Pretty sure you can't do what you are saying for some layout considerations. For example, how do you layout a paragraph if you don't know whether or not it will be split across a page boundary?

wmf · on Dec 18, 2011

It ends up being iterative. First you layout every paragraph in parallel, then layout the paragraphs on the page, then re-layout any paragraph that needs to be split, etc.

Some people are working on parallelizing HTML layout, so the same techniques should be applicable to TeX. http://parlab.eecs.berkeley.edu/research/80

gnosis · on Dec 18, 2011

I don't really see a problem here.

The entire document could be laid out as if the page length was infinite, and then -- depending on desired page length -- the page breaks could be inserted between the appropriate lines.

In any case, in a typical document the overwhelming majority of paragraphs won't be affected by page breaks. So their layout could be parallelized regardless of where the page breaks wind up occurring.

taeric · on Dec 19, 2011

When laying out a paragraph near a page boundary, you don't simply insert the page break wherever you want. In fact, depending on whether or not orphaned lines are desired, you may wind up adjusting the inter word spacing of several lines worth of characters.

That said, the other poster is likely correct that you can probably just do an optimistic run in parallel across all paragraphs, and then rerun any that are "dirty" from other considerations. In this regard, it is a lot like multiplying two large numbers. There are some parts that are pretty much only done sequentially, but some could likely be guessed or pinned down in parallel.

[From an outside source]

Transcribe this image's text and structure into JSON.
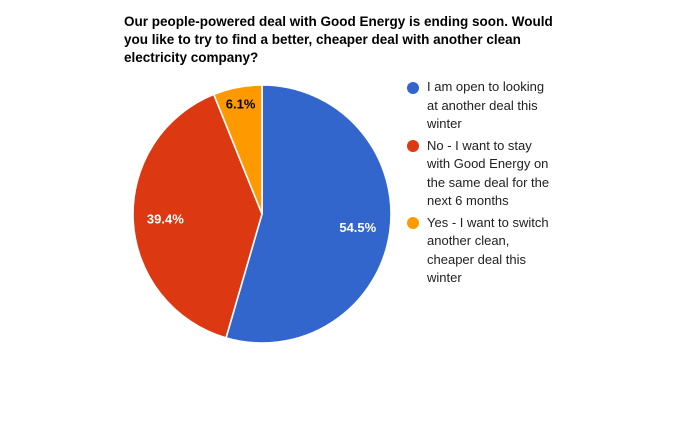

The question remains, how much benefit do you really get from this, over just speeding up the sequential operation? Especially in any layout that has figures or heaven help you columns. A single "dirty" find could likely render all of the parallel work worthless. Best example I could give would be a parallel "adder" adding 9999 to 1111. Since every single digit has a carry, the whole operation winds up being sequential anyway.